The development of cryptocurrency using cryptographic technology is the latest innovation in the financial sector. The existence of cryptocurrency provides various simplicities for its users in conducting a transaction. By using blockchain technology and peer-to-peer system, it allows its users to conduct transaction anonymously. The advantages of cryptocurrency are, in line with its development, making criminals use them to create new money laundering methods. Therefore, the Financial Action Task Force on Money Laundering as an international institution that develops policies to combat money laundering issues recommendations that can be referenced by any countries in making policies related to money laundering potential through cryptocurrency. The recommendation aims to minimize money laundering through cryptocurrency by recommending countries to formulate policies by adopting a Risk-Based Approach that creates proactive collaboration in sharing information about the risks of money laundering in a cryptocurrency ecosystem.

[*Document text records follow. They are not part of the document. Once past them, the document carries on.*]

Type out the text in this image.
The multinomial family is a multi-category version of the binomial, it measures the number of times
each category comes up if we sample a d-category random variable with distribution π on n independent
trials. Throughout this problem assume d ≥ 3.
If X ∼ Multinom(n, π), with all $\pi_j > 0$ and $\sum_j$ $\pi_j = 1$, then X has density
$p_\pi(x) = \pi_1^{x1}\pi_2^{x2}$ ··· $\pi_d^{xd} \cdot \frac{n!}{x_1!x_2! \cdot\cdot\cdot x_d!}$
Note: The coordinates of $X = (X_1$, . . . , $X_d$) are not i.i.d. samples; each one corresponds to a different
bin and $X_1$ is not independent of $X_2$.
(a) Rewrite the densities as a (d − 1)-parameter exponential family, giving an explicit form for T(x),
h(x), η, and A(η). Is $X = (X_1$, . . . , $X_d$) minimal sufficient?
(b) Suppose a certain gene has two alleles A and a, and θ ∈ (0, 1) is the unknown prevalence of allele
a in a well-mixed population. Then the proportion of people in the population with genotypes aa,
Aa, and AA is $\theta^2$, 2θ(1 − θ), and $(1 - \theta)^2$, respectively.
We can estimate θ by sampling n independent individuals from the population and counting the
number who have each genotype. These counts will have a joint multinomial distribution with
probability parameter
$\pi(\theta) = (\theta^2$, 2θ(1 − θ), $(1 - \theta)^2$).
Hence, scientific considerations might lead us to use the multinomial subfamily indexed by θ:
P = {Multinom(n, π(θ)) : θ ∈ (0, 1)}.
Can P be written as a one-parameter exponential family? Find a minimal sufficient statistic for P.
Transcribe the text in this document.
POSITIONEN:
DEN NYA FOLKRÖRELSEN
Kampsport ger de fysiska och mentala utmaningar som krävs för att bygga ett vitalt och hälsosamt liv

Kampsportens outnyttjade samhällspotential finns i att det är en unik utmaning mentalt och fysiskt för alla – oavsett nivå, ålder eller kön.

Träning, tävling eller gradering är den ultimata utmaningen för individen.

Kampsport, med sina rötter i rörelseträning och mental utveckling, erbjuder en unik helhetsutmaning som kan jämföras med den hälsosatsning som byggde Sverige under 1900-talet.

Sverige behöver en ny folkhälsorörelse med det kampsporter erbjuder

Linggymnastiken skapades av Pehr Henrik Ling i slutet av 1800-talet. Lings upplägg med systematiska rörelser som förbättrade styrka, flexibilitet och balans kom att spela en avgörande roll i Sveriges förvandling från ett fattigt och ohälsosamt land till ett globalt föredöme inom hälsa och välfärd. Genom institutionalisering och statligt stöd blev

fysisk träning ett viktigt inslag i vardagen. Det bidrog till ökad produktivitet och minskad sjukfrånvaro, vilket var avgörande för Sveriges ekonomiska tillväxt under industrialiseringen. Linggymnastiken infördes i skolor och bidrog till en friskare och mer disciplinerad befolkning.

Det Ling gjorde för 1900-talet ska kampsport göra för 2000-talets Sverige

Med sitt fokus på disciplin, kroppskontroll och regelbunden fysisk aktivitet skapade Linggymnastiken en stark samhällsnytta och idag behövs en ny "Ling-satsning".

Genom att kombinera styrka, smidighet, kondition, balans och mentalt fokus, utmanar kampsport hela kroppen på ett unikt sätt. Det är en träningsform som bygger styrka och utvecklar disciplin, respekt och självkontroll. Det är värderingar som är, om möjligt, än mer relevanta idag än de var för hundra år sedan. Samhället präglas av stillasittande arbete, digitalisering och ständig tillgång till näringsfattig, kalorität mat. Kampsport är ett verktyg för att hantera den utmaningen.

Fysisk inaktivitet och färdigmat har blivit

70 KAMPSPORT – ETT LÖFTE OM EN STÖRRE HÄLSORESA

This raises a big question whether the legal instruments of money laundering in Indonesia are sufficient and relevant in dealing with the development of these crimes. Thus, by using juridical-normative research methods, this research aims to explore the typology and methodology of money laundering through cryptocurrency and how to prevent it, which later can be used as a reference for regulator in making adjustments to the development of money laundering through this sector.